Seu pai, ao lado de fora, ajeitava a bagagem da mulher junto às suas no teto.
— Jacinta? — falou a loira surpresa ao ver a enteada, com um semblante aprazível no rosto. — Que bom que quis vir conosco!
— Na verdade, fui obrigada mesmo... — respondeu com uma cara nada agradável.
— Não queria vir? Ah, mas pense bem, será legal! Vamos à praia, em shoppings, visitaremos pontos turísticos... Vai poder tirar muitas fotos para amostrar para os amigos!
— Isso se eu não morrer de desgosto até voltarmos...
Vicente entrou no carro, suspirante. Tinha dado certo trabalho encaixar as últimas malas naquela bagunça de coisas amarradas por trucentas cordas. Todavia, como dito, aquelas foram as últimas.
Olhando para as moças em sua companhia, as perguntou:
— Prontas?
— Claro! — disse Elena em uníssono com Jacinta, que respondeu um “Não!” bem grave. A madrasta observou de espreita a garota e percebera o quão insatisfeita ela estava tendo que participar daquilo. — Amor, a Jacinta parece não estar muito afim de ir... Porque não a deixa ficar em casa?
— Não há ninguém para tomar conta dela, Elena.
— Pai! — interrompeu a filha, pondo-se ancorada no espaço entre os dois bancos da frente. — Eu já tenho 18 anos, sou maior de idade! Já sei me virar muito bem sozinha!
— Felizmente eu não penso assim... Você vai, e pronto!

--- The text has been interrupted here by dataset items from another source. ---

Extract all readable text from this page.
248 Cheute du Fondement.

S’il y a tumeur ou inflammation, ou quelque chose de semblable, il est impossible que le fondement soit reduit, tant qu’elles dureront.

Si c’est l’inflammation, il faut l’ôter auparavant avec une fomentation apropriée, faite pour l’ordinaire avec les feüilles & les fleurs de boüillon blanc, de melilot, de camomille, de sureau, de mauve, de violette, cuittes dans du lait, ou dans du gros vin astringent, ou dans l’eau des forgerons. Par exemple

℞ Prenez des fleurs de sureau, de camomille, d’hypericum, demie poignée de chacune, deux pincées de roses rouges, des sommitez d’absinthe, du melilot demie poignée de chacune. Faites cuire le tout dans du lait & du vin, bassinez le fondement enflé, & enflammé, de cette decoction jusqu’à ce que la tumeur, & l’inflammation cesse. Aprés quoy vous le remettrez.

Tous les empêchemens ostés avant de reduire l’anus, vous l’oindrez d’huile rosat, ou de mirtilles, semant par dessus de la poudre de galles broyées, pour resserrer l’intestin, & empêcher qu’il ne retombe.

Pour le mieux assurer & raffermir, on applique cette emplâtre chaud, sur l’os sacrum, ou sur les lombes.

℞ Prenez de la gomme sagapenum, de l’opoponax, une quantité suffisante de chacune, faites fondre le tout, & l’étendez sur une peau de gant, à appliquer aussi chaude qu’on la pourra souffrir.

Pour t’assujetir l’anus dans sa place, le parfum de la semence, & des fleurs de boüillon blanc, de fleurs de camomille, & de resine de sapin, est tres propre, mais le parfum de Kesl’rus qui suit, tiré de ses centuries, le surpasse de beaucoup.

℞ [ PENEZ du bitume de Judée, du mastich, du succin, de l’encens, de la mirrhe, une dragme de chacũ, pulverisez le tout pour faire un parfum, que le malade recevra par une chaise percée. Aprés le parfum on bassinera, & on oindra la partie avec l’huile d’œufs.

Sabendo que quando o pai colocava algo na cabeça nada podia fazê-lo mudar de ideia, Jacinta nada pôde fazer além de debruçar-se no banco e pegar o celular para se distrair. Logo, o Vicente ligou o veículo, abriu um sorriso largo para a esposa e então eles partiram rumo às férias mais inesquecíveis de suas vidas... no mau sentido, é claro!